Set in futuristic London, CLOCKWORK ORANGE follows juvenile delinquent Alex DeLarge. He frequently skips school, hangs out with the wrong crowd, and commits nightly bursts of ultra-violence (sipping drugged milk, beating hobos, robbing unsuspecting rich folks, raping pretty women, etc.). After one of his already heinous crimes accidentally goes too far, our teenage thug finds himself facing a long stretch of prison time. In an effort to lessen his sentence, Alex becomes the subject of an experimental treatment that intends to “cure” him of all bad behavior. However, this “cure” comes with unintended consequences…
A CLOCKWORK ORANGE is an understandably controversial piece of work. The film’s unflinching view of a dark dystopian-like future is grim and filled with all sorts of violence and corruption. The former comes from the nature of Alex himself, while the latter erupts in various forms during the film’s second half. Malcolm McDowell gives the best performance of his career as Alex DeLarge. He’s amazing to watch as the central antihero, becoming both frightening and fascinating in equal measure. McDowell’s Alex frequently addresses the audience through narration that makes the tale seem terrifyingly relatable and even borderline sympathetic (frequently addressing us as his “only friends”). Side characters (Alex’s parents, fellow droogs, authority figures, and victims) pop in and out, but only to drive certain plot points forward. Like it or not, Alex becomes our twisted protagonist to root for. It would probably be fair to say that stories like AMERICAN PSYCHO exist because of A CLOCKWORK ORANGE.

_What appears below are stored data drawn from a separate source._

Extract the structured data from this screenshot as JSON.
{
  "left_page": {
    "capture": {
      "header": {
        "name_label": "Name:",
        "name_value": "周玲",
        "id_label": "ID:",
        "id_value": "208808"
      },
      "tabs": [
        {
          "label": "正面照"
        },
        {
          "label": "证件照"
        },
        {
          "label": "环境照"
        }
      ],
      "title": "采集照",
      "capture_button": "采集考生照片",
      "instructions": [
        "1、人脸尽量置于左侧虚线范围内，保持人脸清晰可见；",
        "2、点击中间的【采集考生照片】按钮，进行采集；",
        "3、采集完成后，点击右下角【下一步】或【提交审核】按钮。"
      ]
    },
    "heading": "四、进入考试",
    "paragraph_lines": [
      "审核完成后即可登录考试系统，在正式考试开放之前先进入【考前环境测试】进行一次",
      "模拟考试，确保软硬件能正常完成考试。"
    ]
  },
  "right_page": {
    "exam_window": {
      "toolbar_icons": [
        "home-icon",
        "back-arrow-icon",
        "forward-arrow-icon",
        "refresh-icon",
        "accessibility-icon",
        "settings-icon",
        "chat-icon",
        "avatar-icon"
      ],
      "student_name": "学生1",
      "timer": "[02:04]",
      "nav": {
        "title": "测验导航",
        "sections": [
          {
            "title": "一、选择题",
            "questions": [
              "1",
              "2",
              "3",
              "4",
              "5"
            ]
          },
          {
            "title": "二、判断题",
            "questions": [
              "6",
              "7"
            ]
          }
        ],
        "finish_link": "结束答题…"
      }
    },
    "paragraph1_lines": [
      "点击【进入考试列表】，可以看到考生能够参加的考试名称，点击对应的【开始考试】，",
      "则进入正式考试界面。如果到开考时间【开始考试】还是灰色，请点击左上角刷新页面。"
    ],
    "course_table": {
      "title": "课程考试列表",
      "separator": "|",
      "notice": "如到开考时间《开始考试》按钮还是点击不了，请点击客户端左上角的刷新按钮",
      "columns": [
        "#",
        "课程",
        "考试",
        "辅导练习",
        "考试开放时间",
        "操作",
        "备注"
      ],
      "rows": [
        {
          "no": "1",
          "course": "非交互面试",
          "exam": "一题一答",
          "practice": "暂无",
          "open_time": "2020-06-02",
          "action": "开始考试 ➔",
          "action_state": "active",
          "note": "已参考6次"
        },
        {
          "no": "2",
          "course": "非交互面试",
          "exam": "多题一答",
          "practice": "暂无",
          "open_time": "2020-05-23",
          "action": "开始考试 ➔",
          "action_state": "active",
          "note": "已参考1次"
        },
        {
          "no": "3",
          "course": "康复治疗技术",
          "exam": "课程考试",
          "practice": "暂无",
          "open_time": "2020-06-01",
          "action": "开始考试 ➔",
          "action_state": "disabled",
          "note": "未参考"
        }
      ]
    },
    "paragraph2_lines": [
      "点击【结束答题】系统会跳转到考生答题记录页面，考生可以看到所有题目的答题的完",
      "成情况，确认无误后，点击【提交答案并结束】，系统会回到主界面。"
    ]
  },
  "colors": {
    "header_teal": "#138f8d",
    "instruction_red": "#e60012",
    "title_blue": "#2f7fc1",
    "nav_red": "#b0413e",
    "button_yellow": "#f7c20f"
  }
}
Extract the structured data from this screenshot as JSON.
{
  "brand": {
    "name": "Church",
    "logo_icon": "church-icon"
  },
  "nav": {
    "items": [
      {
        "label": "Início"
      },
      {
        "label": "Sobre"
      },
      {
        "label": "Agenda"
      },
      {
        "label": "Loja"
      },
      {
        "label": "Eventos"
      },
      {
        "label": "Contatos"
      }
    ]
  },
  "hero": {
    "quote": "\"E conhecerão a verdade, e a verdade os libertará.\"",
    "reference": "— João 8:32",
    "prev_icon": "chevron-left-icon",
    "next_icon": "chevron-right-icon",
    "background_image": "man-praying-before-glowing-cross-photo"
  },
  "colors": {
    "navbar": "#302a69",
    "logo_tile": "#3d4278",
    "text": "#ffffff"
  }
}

CLOCKWORK’s world comes alive through elaborate set design, bringing creativity to every nook and cranny of the screen. Small touches include: cufflinks that resemble bloody eyeballs, sexually explicit artwork everywhere, colorful hair styles, gang-related eye-makeup, oddly shaped furniture, etc. One of the film’s most noticeable characteristics is the appropriately bleak atmosphere hovering over the whole damn thing. The attention to detail is staggering in that this doesn’t feel like a far-off future, but rather an alternate timeline that could easily exist within our world. There’s never a moment where the sun shines in this movie that I can recall, but this merely adds to the suffocatingly grim feeling that serves its subject matter so well.
It should also be noted that, over four decades later, A CLOCKWORK ORANGE retains every bit of its shock value. There are valid reasons for this film being so controversial at the time of its release (receiving an X rating in the USA and being temporarily banned in the UK). This movie was a prime example of emerging levels of violence and sexuality on the big screen, which is a good thing as cinematic censorship was slowly dying off. There are a number of scenes that still manage to turn my stomach a bit (something that’s extremely hard to do). One particular moment (involving a depraved use of the song “Singin’ in the Rain”) actually caused a family of unprepared viewers to furiously walk out of the Cinemark Classic screening. You have to be slightly prepared to take this movie head on, but it’s absolutely worth it!
The soundtrack and pacing round this film out as a masterpiece. Classical music combined with dark extremities make for an interesting (often entertaining) contrast. I would have a hard time believing that this film runs over two hours as well, because it moves so fast for me. The viewer gets lost in Alex’s plight-filled adventure and then has a lot to think about once they’ve left the theater or turned off their TV screen. Who is the actual villain of the story? One could easily argue that it’s not Alex. What message should one take away from the movie? There are plenty of possible, totally valid interpretations that are all equally interesting and fascinating. Though these questions may not have easy answers and will vary from person to person, one thing is certain: A CLOCKWORK ORANGE is unforgettable!